As palavras "se curvando", "se escorando" e "arriada" podem significar o grau da dor e como essas mulheres reagem a esta condição.

A idéia popular de cronicidade da sintomatologia foi relatada em todas as entrevistas, e constatamos que "melhora, mas não fico boa" e "me acostumei com a dor" são relatos sempre registrados por pessoas que se queixam de dores na coluna. Nos depoimentos, podemos identificar a falta de esperança de cura, exigindo dos indivíduos que exerçam medidas da própria vivência e até mesmo se determinar a conviver com a dor, como podemos constatar nas falas:

"Vou ao médico 3 em 3 meses devido as marcações feitas no posto de saúde que freqüento, mas toda vez que vou, sempre estou sentindo dor. Aí melhoro, mas não fico boa".

"Um dia eu estou melhor, outro dia estou pior e assim vou levando a vida. Acho que nunca mais vou ficar boa devido à minha idade, minha doença é antiga".

Nestes depoimentos, podemos questionar o que falta no serviço para que essas mulheres possam melhorar da dor? Será que a associação de tratamentos medicamentosos com a conscientização de melhores posturas corporais no cotidiano pode permitir a melhora ou cura deste estado de dolor? Percebe-se que uma assistência multiprofissional no manejo da dor na coluna pode favorecer um tratamento contínuo e adequado, possibilitando um melhor controle da sensação dolorosa.
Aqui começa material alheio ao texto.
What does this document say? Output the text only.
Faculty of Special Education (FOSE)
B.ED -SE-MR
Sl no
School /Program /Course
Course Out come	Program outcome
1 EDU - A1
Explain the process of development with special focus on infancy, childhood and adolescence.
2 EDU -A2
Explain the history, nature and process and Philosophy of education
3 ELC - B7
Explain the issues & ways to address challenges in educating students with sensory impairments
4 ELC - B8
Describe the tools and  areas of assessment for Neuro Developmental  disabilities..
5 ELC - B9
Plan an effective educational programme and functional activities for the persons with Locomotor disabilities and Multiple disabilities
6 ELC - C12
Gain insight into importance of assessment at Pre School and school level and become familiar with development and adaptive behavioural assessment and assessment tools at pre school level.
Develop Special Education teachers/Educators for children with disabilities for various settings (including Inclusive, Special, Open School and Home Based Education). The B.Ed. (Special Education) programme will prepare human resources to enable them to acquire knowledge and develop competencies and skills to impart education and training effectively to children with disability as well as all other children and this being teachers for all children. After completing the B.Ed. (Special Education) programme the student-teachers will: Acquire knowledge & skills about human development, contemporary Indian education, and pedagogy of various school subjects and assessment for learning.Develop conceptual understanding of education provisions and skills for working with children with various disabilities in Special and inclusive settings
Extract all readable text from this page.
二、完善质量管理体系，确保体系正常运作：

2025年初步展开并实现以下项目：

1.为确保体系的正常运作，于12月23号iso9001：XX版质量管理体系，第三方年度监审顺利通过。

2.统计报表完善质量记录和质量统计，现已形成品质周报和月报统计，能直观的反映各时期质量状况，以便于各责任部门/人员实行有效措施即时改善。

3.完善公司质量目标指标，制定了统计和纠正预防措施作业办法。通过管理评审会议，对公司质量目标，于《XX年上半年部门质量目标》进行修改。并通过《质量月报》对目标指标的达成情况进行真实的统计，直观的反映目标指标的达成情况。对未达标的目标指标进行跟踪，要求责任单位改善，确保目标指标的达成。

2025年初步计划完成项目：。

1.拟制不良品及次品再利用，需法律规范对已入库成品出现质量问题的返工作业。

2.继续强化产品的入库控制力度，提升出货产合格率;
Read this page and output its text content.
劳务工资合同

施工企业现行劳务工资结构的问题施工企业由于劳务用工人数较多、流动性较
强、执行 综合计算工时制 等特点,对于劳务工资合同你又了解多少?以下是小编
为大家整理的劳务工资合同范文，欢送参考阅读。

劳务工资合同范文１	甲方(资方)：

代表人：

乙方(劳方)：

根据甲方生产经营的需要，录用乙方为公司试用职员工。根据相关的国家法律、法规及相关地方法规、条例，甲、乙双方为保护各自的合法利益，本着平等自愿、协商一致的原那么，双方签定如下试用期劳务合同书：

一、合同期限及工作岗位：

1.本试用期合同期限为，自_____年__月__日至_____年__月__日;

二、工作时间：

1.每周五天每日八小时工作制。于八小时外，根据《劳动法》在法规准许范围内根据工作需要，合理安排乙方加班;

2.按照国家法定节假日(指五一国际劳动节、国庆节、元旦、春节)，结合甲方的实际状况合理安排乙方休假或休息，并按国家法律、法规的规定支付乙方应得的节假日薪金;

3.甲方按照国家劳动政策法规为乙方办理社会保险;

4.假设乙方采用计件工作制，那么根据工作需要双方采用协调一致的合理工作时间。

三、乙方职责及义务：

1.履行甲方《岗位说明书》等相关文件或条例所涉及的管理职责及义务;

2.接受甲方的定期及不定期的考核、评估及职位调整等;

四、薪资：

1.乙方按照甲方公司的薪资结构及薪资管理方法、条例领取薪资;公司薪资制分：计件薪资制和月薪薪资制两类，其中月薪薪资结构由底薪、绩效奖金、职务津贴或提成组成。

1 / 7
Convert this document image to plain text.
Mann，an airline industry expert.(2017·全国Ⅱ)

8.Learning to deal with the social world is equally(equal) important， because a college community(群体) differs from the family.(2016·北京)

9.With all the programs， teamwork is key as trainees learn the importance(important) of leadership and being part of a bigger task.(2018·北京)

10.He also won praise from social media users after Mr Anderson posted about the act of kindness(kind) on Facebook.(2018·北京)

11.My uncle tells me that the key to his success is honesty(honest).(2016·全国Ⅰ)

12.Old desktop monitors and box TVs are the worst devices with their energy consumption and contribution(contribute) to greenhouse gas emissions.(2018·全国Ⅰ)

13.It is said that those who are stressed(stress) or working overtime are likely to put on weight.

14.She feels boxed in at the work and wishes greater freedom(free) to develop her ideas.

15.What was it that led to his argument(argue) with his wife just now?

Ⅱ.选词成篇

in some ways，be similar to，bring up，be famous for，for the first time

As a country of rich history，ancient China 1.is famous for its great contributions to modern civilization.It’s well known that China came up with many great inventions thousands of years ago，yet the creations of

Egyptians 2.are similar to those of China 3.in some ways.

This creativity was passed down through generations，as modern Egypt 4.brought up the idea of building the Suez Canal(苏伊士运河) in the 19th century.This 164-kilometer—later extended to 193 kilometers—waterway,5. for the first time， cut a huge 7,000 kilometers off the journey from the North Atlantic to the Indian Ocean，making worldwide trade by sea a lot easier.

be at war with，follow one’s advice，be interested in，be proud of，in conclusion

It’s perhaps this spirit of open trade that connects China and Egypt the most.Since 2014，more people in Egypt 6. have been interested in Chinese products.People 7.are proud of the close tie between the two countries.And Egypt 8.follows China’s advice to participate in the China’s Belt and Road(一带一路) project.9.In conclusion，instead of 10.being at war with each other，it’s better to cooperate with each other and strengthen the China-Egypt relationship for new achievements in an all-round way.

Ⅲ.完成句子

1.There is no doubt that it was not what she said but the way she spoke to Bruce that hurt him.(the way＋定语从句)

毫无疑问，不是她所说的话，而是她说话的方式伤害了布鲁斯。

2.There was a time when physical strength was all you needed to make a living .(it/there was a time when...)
Conforme depoimentos, a dor causou limitações sociais, psicológicas e físicas, interferindo com maior intensidade no trabalho e nas atividades do cotidiano:

"[...] quando estou com dor me sinto incomodada e chateada, pois me impede de ir para algum lugar, não agüento andar muito, sentar, pegar um peso, carregar água ou fazer um trabalho, pois de todo jeito a dor aparece".

"[...] não posso pegar peso, subir em alguma coisa, arrumar a casa, tenho que mandar alguém fazer e isso é muito ruim, a vida vai ficando mais complicada, pois eu não gosto de depender dos outros".

"Eu gosto de arrumar minha casa, puxar as coisas do canto, tirar as coisas do lugar, passar pano, agora eu não posso mais fazer. Aí é muito ruim. Queria ser o que eu era, fazer tudo".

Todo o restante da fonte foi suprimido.